EVERETT — Retired and living her best life in her 70s, Carolyn Duncan looked into buying a boat.
“I wanted my grandchildren to know boating,” said Duncan, who grew up in the Everett area amid a family of avid boaters.
But shelling out for a new boat — even a used one — gave her sticker shock. A new sailboat can cost $75,000 or more. A new powerboat can be $12,000 and up. And then there’s the annual maintenance, which, according to boating enthusiasts, can be as much as 10% of a boat’s cost.
“I looked into buying a used boat. I even thought I could pull a trailer,” said Duncan.“Not a great idea.”
Her son-in-law suggested an alternative: Freedom Boat Club, which offers members access to its fleet and 360 locations in 34 U.S. states, Canada and Europe.
Its newest location is the Everett Marina.
To join, members pay a one-time entry fee for a lifetime membership and then pay monthly dues, depending on the plan.
The club covers the cost of the boat, storage, maintenance and cleaning. Membership includes standard marine insurance coverage.
Freedom Boat has a fleet of more than 1,000 members and 180 boats at 13 Washington locations. The armada of 20- to 25-foot vessels includes pilothouse cruisers, fishing-equipped boats, bow riders and pontoon boats for water sports and cruising.
Other locations around the state include Edmonds, Kirkland, Poulsbo, Bremerton, Port Orchard, Olympia, Tacoma and Seattle.
Duncan signed up, determined to go boating twice a week.
“It’s like a gym membership, it’s up to you how often you use it,” said Duncan, who joined the club a year ago. “It solved all the problems of boat owning.”
The alternative was buying a boat or renting boats through Boatsetter, which is like Airbnb for boats. In the Puget Sound area, most boat rentals start at more than $100 an hour with a minimum two-hour commitment. However, unlike Freedom Boat, the boat-sharing platform does not have a membership structure.
After paying the one-time entry fee, Duncan’s monthly dues are the equivalent of a “car payment,” she said.
The Everett location has six boats and approximately 40 members, said Sean Jones, membership executive for the Everett site.
The club maintains a ratio of eight boats for each member. It adds boats as membership rises, Jones said.
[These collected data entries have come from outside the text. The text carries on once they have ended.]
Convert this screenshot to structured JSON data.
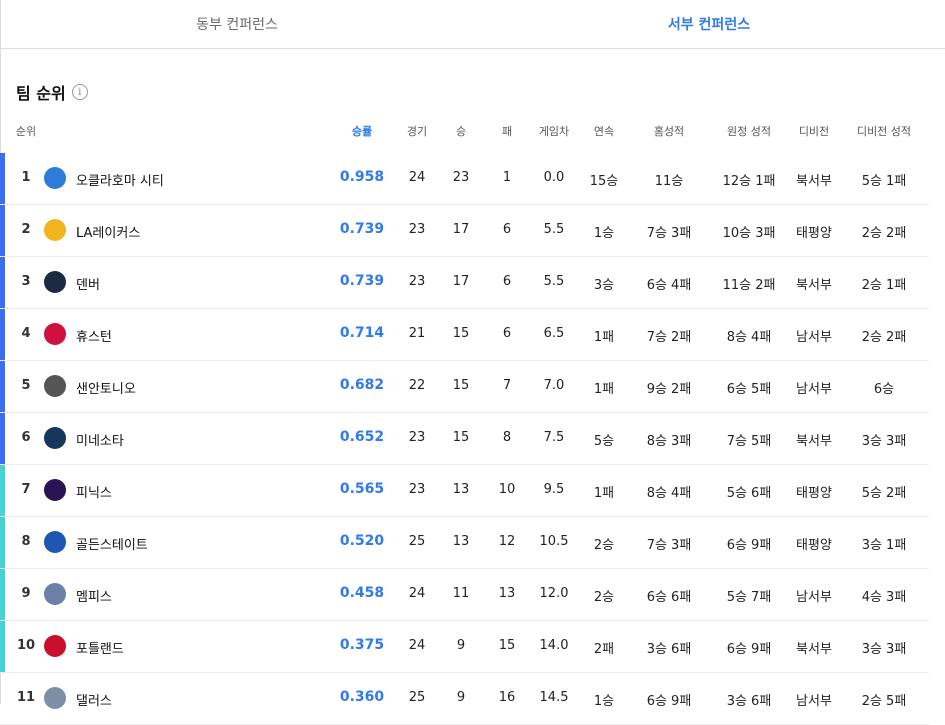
{
  "tabs": [
    {
      "label": "동부 컨퍼런스",
      "active": false
    },
    {
      "label": "서부 컨퍼런스",
      "active": true
    }
  ],
  "section": {
    "title": "팀 순위",
    "info_icon": "info-icon"
  },
  "columns": [
    "순위",
    "승률",
    "경기",
    "승",
    "패",
    "게임차",
    "연속",
    "홈성적",
    "원정 성적",
    "디비전",
    "디비전 성적"
  ],
  "colors": {
    "accent": "#2f7bea",
    "playoff_bar": "#3b6df0",
    "playin_bar": "#45d3d9"
  },
  "teams": [
    {
      "rank": "1",
      "name": "오클라호마 시티",
      "pct": "0.958",
      "gp": "24",
      "w": "23",
      "l": "1",
      "gb": "0.0",
      "streak": "15승",
      "home": "11승",
      "away": "12승 1패",
      "div": "북서부",
      "div_rec": "5승 1패",
      "zone": "playoff",
      "logo": "okc-thunder-logo",
      "logo_color": "#2f7bd9"
    },
    {
      "rank": "2",
      "name": "LA레이커스",
      "pct": "0.739",
      "gp": "23",
      "w": "17",
      "l": "6",
      "gb": "5.5",
      "streak": "1승",
      "home": "7승 3패",
      "away": "10승 3패",
      "div": "태평양",
      "div_rec": "2승 2패",
      "zone": "playoff",
      "logo": "lakers-logo",
      "logo_color": "#f2b51f"
    },
    {
      "rank": "3",
      "name": "덴버",
      "pct": "0.739",
      "gp": "23",
      "w": "17",
      "l": "6",
      "gb": "5.5",
      "streak": "3승",
      "home": "6승 4패",
      "away": "11승 2패",
      "div": "북서부",
      "div_rec": "2승 1패",
      "zone": "playoff",
      "logo": "nuggets-logo",
      "logo_color": "#1d2a44"
    },
    {
      "rank": "4",
      "name": "휴스턴",
      "pct": "0.714",
      "gp": "21",
      "w": "15",
      "l": "6",
      "gb": "6.5",
      "streak": "1패",
      "home": "7승 2패",
      "away": "8승 4패",
      "div": "남서부",
      "div_rec": "2승 2패",
      "zone": "playoff",
      "logo": "rockets-logo",
      "logo_color": "#ce1141"
    },
    {
      "rank": "5",
      "name": "샌안토니오",
      "pct": "0.682",
      "gp": "22",
      "w": "15",
      "l": "7",
      "gb": "7.0",
      "streak": "1패",
      "home": "9승 2패",
      "away": "6승 5패",
      "div": "남서부",
      "div_rec": "6승",
      "zone": "playoff",
      "logo": "spurs-logo",
      "logo_color": "#555555"
    },
    {
      "rank": "6",
      "name": "미네소타",
      "pct": "0.652",
      "gp": "23",
      "w": "15",
      "l": "8",
      "gb": "7.5",
      "streak": "5승",
      "home": "8승 3패",
      "away": "7승 5패",
      "div": "북서부",
      "div_rec": "3승 3패",
      "zone": "playoff",
      "logo": "timberwolves-logo",
      "logo_color": "#16375b"
    },
    {
      "rank": "7",
      "name": "피닉스",
      "pct": "0.565",
      "gp": "23",
      "w": "13",
      "l": "10",
      "gb": "9.5",
      "streak": "1패",
      "home": "8승 4패",
      "away": "5승 6패",
      "div": "태평양",
      "div_rec": "5승 2패",
      "zone": "playin",
      "logo": "suns-logo",
      "logo_color": "#2b1454"
    },
    {
      "rank": "8",
      "name": "골든스테이트",
      "pct": "0.520",
      "gp": "25",
      "w": "13",
      "l": "12",
      "gb": "10.5",
      "streak": "2승",
      "home": "7승 3패",
      "away": "6승 9패",
      "div": "태평양",
      "div_rec": "3승 1패",
      "zone": "playin",
      "logo": "warriors-logo",
      "logo_color": "#1d56b3"
    },
    {
      "rank": "9",
      "name": "멤피스",
      "pct": "0.458",
      "gp": "24",
      "w": "11",
      "l": "13",
      "gb": "12.0",
      "streak": "2승",
      "home": "6승 6패",
      "away": "5승 7패",
      "div": "남서부",
      "div_rec": "4승 3패",
      "zone": "playin",
      "logo": "grizzlies-logo",
      "logo_color": "#6b7fa8"
    },
    {
      "rank": "10",
      "name": "포틀랜드",
      "pct": "0.375",
      "gp": "24",
      "w": "9",
      "l": "15",
      "gb": "14.0",
      "streak": "2패",
      "home": "3승 6패",
      "away": "6승 9패",
      "div": "북서부",
      "div_rec": "3승 3패",
      "zone": "playin",
      "logo": "trail-blazers-logo",
      "logo_color": "#c8102e"
    },
    {
      "rank": "11",
      "name": "댈러스",
      "pct": "0.360",
      "gp": "25",
      "w": "9",
      "l": "16",
      "gb": "14.5",
      "streak": "1승",
      "home": "6승 9패",
      "away": "3승 6패",
      "div": "남서부",
      "div_rec": "2승 5패",
      "zone": "none",
      "logo": "mavericks-logo",
      "logo_color": "#7d8fa6"
    }
  ]
}
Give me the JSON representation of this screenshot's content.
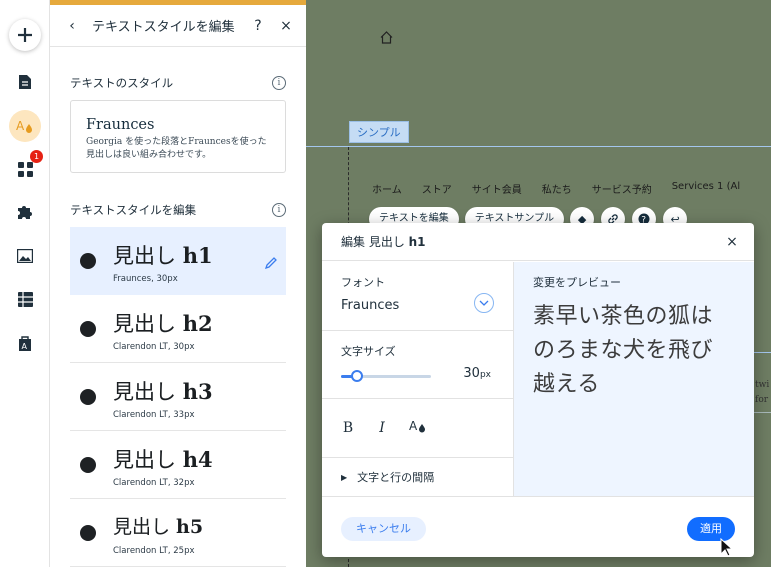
{
  "rail": {
    "badge": "1",
    "icons": [
      "add-icon",
      "pages-icon",
      "design-icon",
      "apps-icon",
      "plugins-icon",
      "media-icon",
      "cms-icon",
      "business-icon"
    ]
  },
  "panel": {
    "title": "テキストスタイルを編集",
    "help": "?",
    "close": "×",
    "section1_label": "テキストのスタイル",
    "card": {
      "font_name": "Fraunces",
      "description_line1": "Georgia を使った段落とFrauncesを使った",
      "description_line2": "見出しは良い組み合わせです。"
    },
    "section2_label": "テキストスタイルを編集",
    "items": [
      {
        "prefix": "見出し ",
        "tag": "h1",
        "font": "Fraunces, 30px"
      },
      {
        "prefix": "見出し ",
        "tag": "h2",
        "font": "Clarendon LT, 30px"
      },
      {
        "prefix": "見出し ",
        "tag": "h3",
        "font": "Clarendon LT, 33px"
      },
      {
        "prefix": "見出し ",
        "tag": "h4",
        "font": "Clarendon LT, 32px"
      },
      {
        "prefix": "見出し ",
        "tag": "h5",
        "font": "Clarendon LT, 25px"
      }
    ]
  },
  "canvas": {
    "tag_label": "シンプル",
    "nav": [
      "ホーム",
      "ストア",
      "サイト会員",
      "私たち",
      "サービス予約",
      "Services 1 (Al"
    ],
    "toolbar": {
      "edit_text": "テキストを編集",
      "text_sample": "テキストサンプル"
    },
    "right_fragment": [
      "twi",
      "for"
    ]
  },
  "dialog": {
    "title_prefix": "編集 見出し ",
    "title_tag": "h1",
    "close": "×",
    "font_label": "フォント",
    "font_value": "Fraunces",
    "size_label": "文字サイズ",
    "size_value": "30",
    "size_unit": "px",
    "size_fraction": 0.18,
    "bold": "B",
    "italic": "I",
    "spacing_label": "文字と行の間隔",
    "preview_label": "変更をプレビュー",
    "preview_line1": "素早い茶色の狐は",
    "preview_line2": "のろまな犬を飛び",
    "preview_line3": "越える",
    "cancel": "キャンセル",
    "apply": "適用"
  }
}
The franchise launched an Everett chapter a year ago. Its office is currently housed at Hotel Indigo, but next year the club will take up residence at a building that’s now under construction at the Port of Everett’s Waterfront Place.
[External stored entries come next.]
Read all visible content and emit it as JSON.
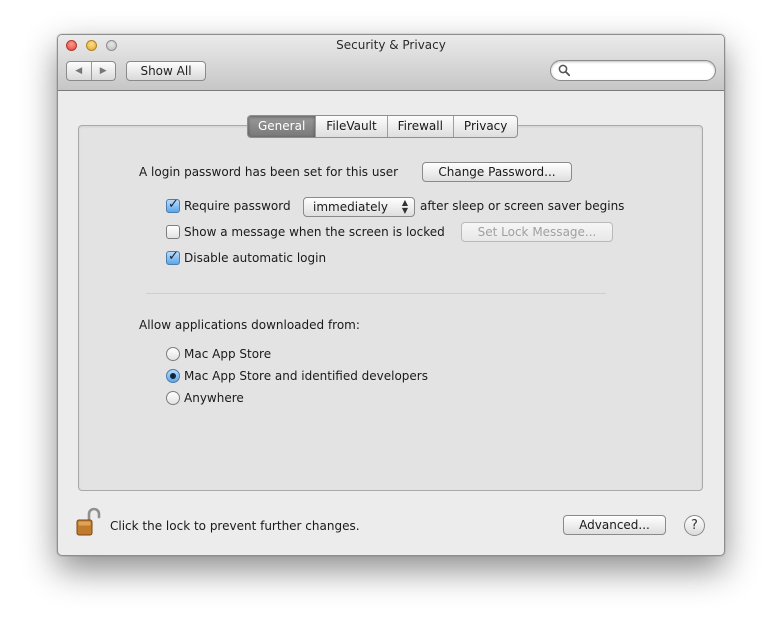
{
  "window": {
    "title": "Security & Privacy"
  },
  "toolbar": {
    "show_all_label": "Show All",
    "search_placeholder": ""
  },
  "tabs": [
    {
      "label": "General",
      "active": true
    },
    {
      "label": "FileVault",
      "active": false
    },
    {
      "label": "Firewall",
      "active": false
    },
    {
      "label": "Privacy",
      "active": false
    }
  ],
  "general": {
    "password_set_text": "A login password has been set for this user",
    "change_password_label": "Change Password...",
    "require_password": {
      "label": "Require password",
      "checked": true,
      "selected_option": "immediately",
      "suffix": "after sleep or screen saver begins"
    },
    "show_message": {
      "label": "Show a message when the screen is locked",
      "checked": false,
      "button_label": "Set Lock Message..."
    },
    "disable_auto_login": {
      "label": "Disable automatic login",
      "checked": true
    },
    "allow_apps": {
      "heading": "Allow applications downloaded from:",
      "options": [
        {
          "label": "Mac App Store",
          "selected": false
        },
        {
          "label": "Mac App Store and identified developers",
          "selected": true
        },
        {
          "label": "Anywhere",
          "selected": false
        }
      ]
    }
  },
  "footer": {
    "lock_text": "Click the lock to prevent further changes.",
    "advanced_label": "Advanced...",
    "help_label": "?"
  },
  "colors": {
    "window_bg": "#ececec",
    "checkbox_checked": "#5da6e8",
    "tab_active": "#888888"
  }
}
Freedom declined to disclose its entry fees or monthly dues. But Jones said a slip at Everett’s public marina costs about $300 a month.
“Monthly dues are less than the cost to put a boat in the water,” Jones said.
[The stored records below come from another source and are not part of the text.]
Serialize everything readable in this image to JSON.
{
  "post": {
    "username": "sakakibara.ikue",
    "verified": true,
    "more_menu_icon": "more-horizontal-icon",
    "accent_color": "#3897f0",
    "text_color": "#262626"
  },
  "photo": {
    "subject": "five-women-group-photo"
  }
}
The expense of owning a boat can swell, especially when you add in upkeep, Jones said. The estimate includes painting the hull every year, cleaning the deck and replacing the sails every few years.
Freedom Boat was founded in Sarasota, Florida, in 1989. It is now a division of Brunswick Corp,, which trades on the New York Stock Exchange under the symbol BC.
Members can bring as many people along on trip as they want, up to boat’s maximum capacity. Dogs are also welcome.
On a recent summer morning, Duncan and her friend Anna McNally filled a cart with cat food and crab pots and waited at K dock, on the south side of Hotel Indigo.
The pair planned to go crabbing off Mukilteo and Hat Island.
“The boats are always nice,” Duncan said of the selection. She planned later in the week to go salmon fishing near Tacoma with her brother, and had reserved a boat for the excursion. The company buys new boats every two or three years.
The club employs about a half dozen people at the Everett club, Jones said.
“The crew fuels and cleans the boats and helps people to the boat,” Jones said. “We want to make people feel like a million bucks and make sure everything is good to go.”
“Boating with us is sunrise to sunset, seven days a week,” Jones said. Reservations can be made six months in advance or the same day, depending on availability, Jones said.
Boats are available year-round at all locations in the state, he said.
Membership fees includes training.
“I didn’t even know how to drive a boat when I joined,” Duncan said. “I was always with someone else.”
“It gave me a lot of confidence,” she said of the courses she took.
Jones said the club counts several Waterfront Place Apartments residents among its members.
“They come down and do a spur-of-the-moment reservation,” Jones said, adding that availability is the club’s “prime focus.”
“The best day of a boat owner’s life is the day they buy a boat and the day they sell it,” Jones said. “We handle all the headaches.”